Mondialisation : la petite brèche des paradis fiscaux

L’évasion fiscale peut-elle ébranler l’édifice néolibéral ?

Gérard Duménil  • 25 avril 2013 abonné·es

Au-delà d’une indignation bien compréhensible, l’affaire Cahuzac doit être perçue comme le révélateur de tendances plus profondes. Sont en jeu, simultanément, certains aspects de la mondialisation néolibérale et certains effets de la crise actuelle. Il faut d’abord comprendre que les paradis fiscaux ne sont que la face émergée d’un iceberg de taille, celui de la mondialisation financière. Le néolibéralisme, dont la finalité politique est la consolidation des intérêts des minorités privilégiées, à savoir les propriétaires capitalistes et les hauts gestionnaires, a organisé, avec succès selon ses critères, une vaste métamorphose aux multiples aspects. Une de ses composantes est la libre circulation des capitaux qui permet aux entreprises d’investir là où bon leur semble et, plus généralement, aux placements financiers de se jouer des frontières. C’est le système financier tout entier qui s’est mondialisé. Un de ses aspects les mieux connus est la constitution d’un système bancaire mondial. En 1977, les actifs étrangers détenus par les banques dans le monde représentaient 9 % de la production mondiale ; en 2008, lorsque la crise a éclaté, ce pourcentage avait atteint 59 %. Les banques prêtent à des agents de leur propre pays, mais les prêts à des agents d’autres nationalités se sont développés de manière explosive. Par exemple, les prêts par des banques d’autres nationalités aux seuls BRICs (Brésil, Russie, Inde et Chine, plus la Corée du Sud) ont été multipliés par plus de 4 entre 2003 et 2008. Et, bien au-delà de ces relations de crédit bancaire, la mondialisation financière est devenue un gigantesque dispositif où les capitaux volent d’un lieu à l’autre en quête de la meilleure rentabilité dans un système de gestion des patrimoines qui va des grandes institutions spécialisées à un réseau inextricable de fonds spéculatifs et de petites sociétés. Comment, dans un tel contexte, garder la maîtrise des obligations fiscales ? L’affaire Cahuzac a bien fait ressortir que les tentatives de localisation de ces avoirs, en Suisse ou ailleurs, ont donné l’opportunité aux institutions financières concernées de vendre un service de plus à leurs clients, en leur ouvrant la capacité à déplacer leurs avoirs dans des lieux plus reculés.

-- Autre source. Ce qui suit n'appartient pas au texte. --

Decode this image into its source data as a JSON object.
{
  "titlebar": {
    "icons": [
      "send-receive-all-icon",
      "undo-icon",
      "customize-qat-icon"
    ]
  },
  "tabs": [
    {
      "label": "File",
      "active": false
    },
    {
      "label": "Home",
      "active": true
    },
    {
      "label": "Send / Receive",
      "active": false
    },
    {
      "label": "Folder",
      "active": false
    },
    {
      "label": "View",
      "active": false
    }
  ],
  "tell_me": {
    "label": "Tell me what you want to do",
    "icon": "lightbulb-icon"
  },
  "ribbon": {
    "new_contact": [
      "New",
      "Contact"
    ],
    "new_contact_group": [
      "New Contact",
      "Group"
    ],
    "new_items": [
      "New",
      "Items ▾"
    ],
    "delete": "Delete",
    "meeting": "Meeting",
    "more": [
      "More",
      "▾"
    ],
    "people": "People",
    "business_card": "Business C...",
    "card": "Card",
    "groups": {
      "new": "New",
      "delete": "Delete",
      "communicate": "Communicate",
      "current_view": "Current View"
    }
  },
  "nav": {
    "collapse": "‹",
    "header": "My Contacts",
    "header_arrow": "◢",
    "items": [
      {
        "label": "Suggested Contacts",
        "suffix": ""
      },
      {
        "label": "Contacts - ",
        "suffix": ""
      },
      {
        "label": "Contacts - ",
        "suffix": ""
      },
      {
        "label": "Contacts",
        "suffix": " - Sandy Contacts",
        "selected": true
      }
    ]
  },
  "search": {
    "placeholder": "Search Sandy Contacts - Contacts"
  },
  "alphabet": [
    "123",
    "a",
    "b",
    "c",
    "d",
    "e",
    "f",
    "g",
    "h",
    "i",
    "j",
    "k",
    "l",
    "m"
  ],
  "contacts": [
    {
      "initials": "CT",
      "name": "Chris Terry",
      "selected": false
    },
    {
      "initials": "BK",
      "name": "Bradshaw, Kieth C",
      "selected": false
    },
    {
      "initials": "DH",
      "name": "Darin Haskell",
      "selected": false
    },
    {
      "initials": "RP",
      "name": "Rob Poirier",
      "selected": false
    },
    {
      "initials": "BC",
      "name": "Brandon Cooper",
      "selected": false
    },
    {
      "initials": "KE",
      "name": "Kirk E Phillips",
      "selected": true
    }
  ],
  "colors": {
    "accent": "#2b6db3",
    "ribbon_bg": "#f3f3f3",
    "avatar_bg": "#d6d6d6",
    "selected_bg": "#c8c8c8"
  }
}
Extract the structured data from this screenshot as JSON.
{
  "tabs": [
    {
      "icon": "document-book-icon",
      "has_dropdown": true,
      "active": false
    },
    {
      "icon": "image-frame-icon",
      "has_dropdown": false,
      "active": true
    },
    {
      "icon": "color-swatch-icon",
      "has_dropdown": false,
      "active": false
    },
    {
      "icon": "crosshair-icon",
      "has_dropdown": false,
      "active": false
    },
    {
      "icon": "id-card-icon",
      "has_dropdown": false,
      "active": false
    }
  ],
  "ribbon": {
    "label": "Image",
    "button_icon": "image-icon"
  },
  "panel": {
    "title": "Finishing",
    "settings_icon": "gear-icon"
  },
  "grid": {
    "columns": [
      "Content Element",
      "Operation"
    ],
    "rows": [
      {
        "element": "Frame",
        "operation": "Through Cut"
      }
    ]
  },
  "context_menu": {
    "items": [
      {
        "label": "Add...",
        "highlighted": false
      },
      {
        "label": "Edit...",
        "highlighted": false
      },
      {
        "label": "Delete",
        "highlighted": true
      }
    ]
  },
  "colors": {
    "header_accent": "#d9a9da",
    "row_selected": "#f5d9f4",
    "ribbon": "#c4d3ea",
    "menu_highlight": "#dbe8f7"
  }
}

Quel rapport avec la crise actuelle ? Il serait vain d’imaginer que nos gouvernants de droite ou de prétendue gauche s’en prennent de front aux méfaits du néolibéralisme, dans ses aspects nationaux ou internationaux. Mais ils sont rattrapés par un effet pervers de leurs politiques – de leur incapacité à traiter directement les facteurs de la crise –, par la croissance des dettes publiques. Et là, malgré l’aveuglement délibéré, les paradis fiscaux finissent par faire problème. Les États-Unis s’alarment et tentent de freiner l’hémorragie. Comment rester la puissance dominante, financer l’armée la plus puissante du globe, si les grandes entreprises localisent leurs sièges à l’étranger, si les citoyens les plus riches échappent à l’impôt ? La France emboîterait-elle le pas ? La petite brèche qu’ouvre l’évasion fiscale serait-elle susceptible d’ébranler l’édifice néolibéral ? Les voies de l’histoire sont détournées.